いえ、開発側です。逆に営業部、企画部を説得しましたよ。製品化の合格ラインはクリアしていたんですが、私の上司である西畑部長が「オンロードの性能に満足できない」と自ら待ったをかけたんです。開発側で自分のつくったタイヤに待ったをかけるなんてことは、異例ですね。
それ程、今回のタイヤにこだわりがあったということですね。
そうですね、乾いた路面での操作性が今回のタイヤのテーマでもあったので、こだわって良かったと(タイヤが無事発売された今は…)思います。
パン屋になりたい技術者!
 
小さい頃から技術者になりたかったんですか?
祖父が麻酔科の機械の技術者で、自分で蓄音機をつくるような人だったんです。その影響を受けているので、文科系に進もうと思ったことはありませんでしたね。
タイヤの開発以外にやってみたい仕事はありますか?
加工品の工場の現場技術者なんて、良いですね。
やっぱり技術者なんですね〜。
でも、タイヤ開発の技術者の中には、「パン屋になりたい」という人が意外に多いんですよ。
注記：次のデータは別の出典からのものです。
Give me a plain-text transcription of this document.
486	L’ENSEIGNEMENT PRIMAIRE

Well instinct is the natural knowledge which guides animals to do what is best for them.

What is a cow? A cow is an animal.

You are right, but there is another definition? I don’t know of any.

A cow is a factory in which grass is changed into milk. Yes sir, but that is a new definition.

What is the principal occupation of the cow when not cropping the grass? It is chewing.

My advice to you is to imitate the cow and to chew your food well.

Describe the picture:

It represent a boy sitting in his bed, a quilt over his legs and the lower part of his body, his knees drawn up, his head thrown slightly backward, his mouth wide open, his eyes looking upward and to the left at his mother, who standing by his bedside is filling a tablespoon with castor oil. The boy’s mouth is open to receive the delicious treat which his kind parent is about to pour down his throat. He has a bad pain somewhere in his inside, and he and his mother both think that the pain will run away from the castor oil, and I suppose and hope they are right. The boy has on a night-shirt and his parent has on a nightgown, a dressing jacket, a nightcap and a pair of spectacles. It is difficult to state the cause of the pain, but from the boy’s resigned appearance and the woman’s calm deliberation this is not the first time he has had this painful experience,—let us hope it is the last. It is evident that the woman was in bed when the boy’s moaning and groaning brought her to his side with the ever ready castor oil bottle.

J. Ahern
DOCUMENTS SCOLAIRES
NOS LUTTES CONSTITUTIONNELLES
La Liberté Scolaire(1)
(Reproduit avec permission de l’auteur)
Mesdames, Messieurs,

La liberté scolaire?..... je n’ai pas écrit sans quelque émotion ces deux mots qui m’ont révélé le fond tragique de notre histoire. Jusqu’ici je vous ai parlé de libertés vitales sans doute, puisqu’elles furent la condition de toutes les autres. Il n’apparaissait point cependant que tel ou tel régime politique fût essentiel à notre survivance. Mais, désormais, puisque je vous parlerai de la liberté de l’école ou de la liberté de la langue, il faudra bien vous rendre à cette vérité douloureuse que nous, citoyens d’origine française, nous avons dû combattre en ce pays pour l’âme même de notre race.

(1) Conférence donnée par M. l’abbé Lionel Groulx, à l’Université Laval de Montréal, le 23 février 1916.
こねて作って焼いて、という過程が似ているせいかもしれません。
ドライブスルーのタイヤショップ?
 
自分のためにタイヤをつくるとしたら、どこにこだわりますか?
繊維とスチールベルトです。
自分の好きなタイヤをつくれると面白いですよね。
そういうお店があっても良いと思うんですよ!「ドライブスルーのタイヤショップ」とか。「ミニバン用のタイヤ→パターンはこれ→サイズはこれ」と選ぶと、その場で出来て装着して帰れたら便利だなあと。
画期的ですね。クルマもカスタマイズできるんですから、タイヤもクルマや用途に合わせてカスタマイズできると楽しいと思います。では、最後に社員として今後トーヨータイヤに期待することは、何ですか?
とても堅実な会社なんですよね。その姿勢をなくさずに、更に革新性をプラスした会社になると良いなと思います。あっと驚くようなタイヤをつくりたいですね。今までが、堅実な「大衆食堂」だとして、目指すは「中華専門店」でしょうか。
得意な分野を更に発展させていく…ということですね?今日は、どうもありがとうございました!
「動楽カドマエ」の取材後記
2回にわたっての登場、ありがとうございました!
タイヤを開発し終わった時というのは、「早く飲みに行きたい!」という気持ちと「まだ気を抜けないぞ」という緊張感が入り混じるそうです。でも、1年もの戦い(?)の後でのお酒は格別でしょうね?!